Bertrand Goldberg (1913-1997)


Bertrand Goldberg was born in 1913 in Chicago. In 1930, he enrolled at Harvard College, leaving two years later for The Bauhaus in Germany. He worked briefly in the office of Mies van der Rohe before returning to Chicago in 1933 to work for the Keck brothers. In 1937, he opened his own office.

During World War II, Goldberg worked for the government and developed portable medical labs and gun crates. After the war, he formed a partnership with Leland Atwood, which lasted through the early 1950’s, when Goldberg started the firm of Bertrand Goldberg Associates.

Early in his career Goldberg focused on single family residences and industrial design work. His last single family residence was completed in the 1950′s. Throughout the 1950′s, his design proposals covered a broad spectrum: union halls, art centers, office buildings, and residential developments. In 1957, Goldberg built Drexel Gardens on the south side of Chicago, an award winning project.

In 1959, Goldberg started work on Marina City. This project, the seminal work of his career, was finished in 1967. At the same time, another major commission, Astor Tower Hotel, was started.

Throughout the 1960’s and 1970’s, the office of Bertrand Goldberg Associates grew significantly – including in-house engineering and computer software development. Design work focused on numerous large scale hospitals and other major institutional projects up until 1992. Parallel work on urban projects was more exploratory and speculative, and culminated in River City, a successful mixed use development on the Chicago River completed in 1986. The office’s last major built work was Wright College, completed in 1992. Bertrand Goldberg died in 1997.

Marina City (1964-67)

300 N. State Street, Chicago

Marina City was conceived in 1959 by architect Bertrand Goldberg as a “city within a city”; an impetus to ease the exodus of Chicago’s urban middle class to the suburbs. Occupying an entire central city block adjacent to the Chicago River, the mixed-use programme at Marina City efficiently grouped commerce, recreation and education at the lower levels of the city and placed housing above. “Living above the store”, as Goldberg called it, exploited the use of the land in the most efficient way. The buildings were constructed with concrete cast in-situ, a marked departure from the Miesian steel and glass rectilinear boxes populating Chicago in the 1950s and 60s. At the time of construction, the towers were the world’s tallest buildings built of reinforced concrete.

Prentice Women's Hospital (1976)

333 E. Superior Street, Chicago (demolished)

Designed by Bertrand Goldberg Associates, Prentice Women’s Hospital opened in 1976. The five-story, rectangular post-and-beam base was clad in an opaque metal curtain wall with solar bronze glass windows, out of which grew a massive clover-shaped poured concrete tower that dramatically cantilevered back over the glass box base. The quatrefoil shape of the tower facilitated a more humane organization of functions on the maternity floors, in which all bedrooms were designed to be equidistant from the building’s core, which housed the nursing stations and nurseries. This created improved visual and physical connections between the patients and the nurses, as well as between mothers and babies in the nursery.

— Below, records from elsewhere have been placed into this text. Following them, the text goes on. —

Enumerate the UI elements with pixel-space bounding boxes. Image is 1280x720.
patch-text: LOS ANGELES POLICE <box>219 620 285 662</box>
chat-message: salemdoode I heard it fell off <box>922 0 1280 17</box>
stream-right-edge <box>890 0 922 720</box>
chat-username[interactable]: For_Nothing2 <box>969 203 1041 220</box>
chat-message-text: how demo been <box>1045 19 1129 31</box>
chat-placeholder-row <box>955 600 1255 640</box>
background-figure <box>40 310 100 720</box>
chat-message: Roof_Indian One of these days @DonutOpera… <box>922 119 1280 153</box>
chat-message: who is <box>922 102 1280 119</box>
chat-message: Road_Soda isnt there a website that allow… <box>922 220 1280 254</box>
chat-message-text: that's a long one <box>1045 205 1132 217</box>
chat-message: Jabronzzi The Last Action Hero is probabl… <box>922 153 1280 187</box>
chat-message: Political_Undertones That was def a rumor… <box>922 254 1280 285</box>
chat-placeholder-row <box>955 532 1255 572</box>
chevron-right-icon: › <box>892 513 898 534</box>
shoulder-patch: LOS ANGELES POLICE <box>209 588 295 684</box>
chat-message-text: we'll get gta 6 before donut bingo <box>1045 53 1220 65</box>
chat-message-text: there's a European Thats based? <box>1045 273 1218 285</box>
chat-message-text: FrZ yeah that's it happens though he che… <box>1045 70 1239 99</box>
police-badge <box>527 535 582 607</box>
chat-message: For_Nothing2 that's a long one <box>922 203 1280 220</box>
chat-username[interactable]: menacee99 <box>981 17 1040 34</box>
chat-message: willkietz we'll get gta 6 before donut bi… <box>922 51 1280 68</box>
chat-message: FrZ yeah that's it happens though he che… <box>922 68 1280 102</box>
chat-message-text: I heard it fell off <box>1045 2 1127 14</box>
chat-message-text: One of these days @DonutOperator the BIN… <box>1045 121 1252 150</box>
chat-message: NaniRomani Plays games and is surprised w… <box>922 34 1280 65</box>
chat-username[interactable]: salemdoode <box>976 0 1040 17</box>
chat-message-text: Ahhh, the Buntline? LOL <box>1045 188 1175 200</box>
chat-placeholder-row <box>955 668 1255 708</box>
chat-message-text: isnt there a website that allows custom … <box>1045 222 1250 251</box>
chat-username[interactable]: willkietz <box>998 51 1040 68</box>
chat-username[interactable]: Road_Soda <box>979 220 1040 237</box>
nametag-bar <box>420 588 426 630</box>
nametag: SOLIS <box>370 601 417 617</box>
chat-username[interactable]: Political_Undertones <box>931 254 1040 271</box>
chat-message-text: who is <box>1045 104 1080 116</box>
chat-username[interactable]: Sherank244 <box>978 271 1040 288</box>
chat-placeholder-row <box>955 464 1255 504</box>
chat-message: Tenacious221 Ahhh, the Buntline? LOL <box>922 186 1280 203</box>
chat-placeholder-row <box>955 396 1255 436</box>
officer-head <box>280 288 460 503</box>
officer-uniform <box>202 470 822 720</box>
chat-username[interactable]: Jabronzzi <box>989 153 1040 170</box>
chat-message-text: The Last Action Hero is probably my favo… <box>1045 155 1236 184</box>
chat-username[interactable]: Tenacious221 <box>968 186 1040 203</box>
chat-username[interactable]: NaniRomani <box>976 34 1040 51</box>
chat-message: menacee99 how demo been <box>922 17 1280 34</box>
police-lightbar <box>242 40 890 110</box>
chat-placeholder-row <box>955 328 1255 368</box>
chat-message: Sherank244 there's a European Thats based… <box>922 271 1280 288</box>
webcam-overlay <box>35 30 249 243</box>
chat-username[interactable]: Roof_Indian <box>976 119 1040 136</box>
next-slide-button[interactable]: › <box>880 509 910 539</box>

In 2011, a coalition effort called Save Prentice was formed to advocate for the preservation of Goldberg’s building. With support and involvement from preservation organizations including Docomomo US, Landmarks Illinois, the National Trust for Historic Preservation, and Preservation Chicago, Save Prentice made huge strides in educating the public about the building’s importance. Despite these efforts, Prentice was demolished in 2014.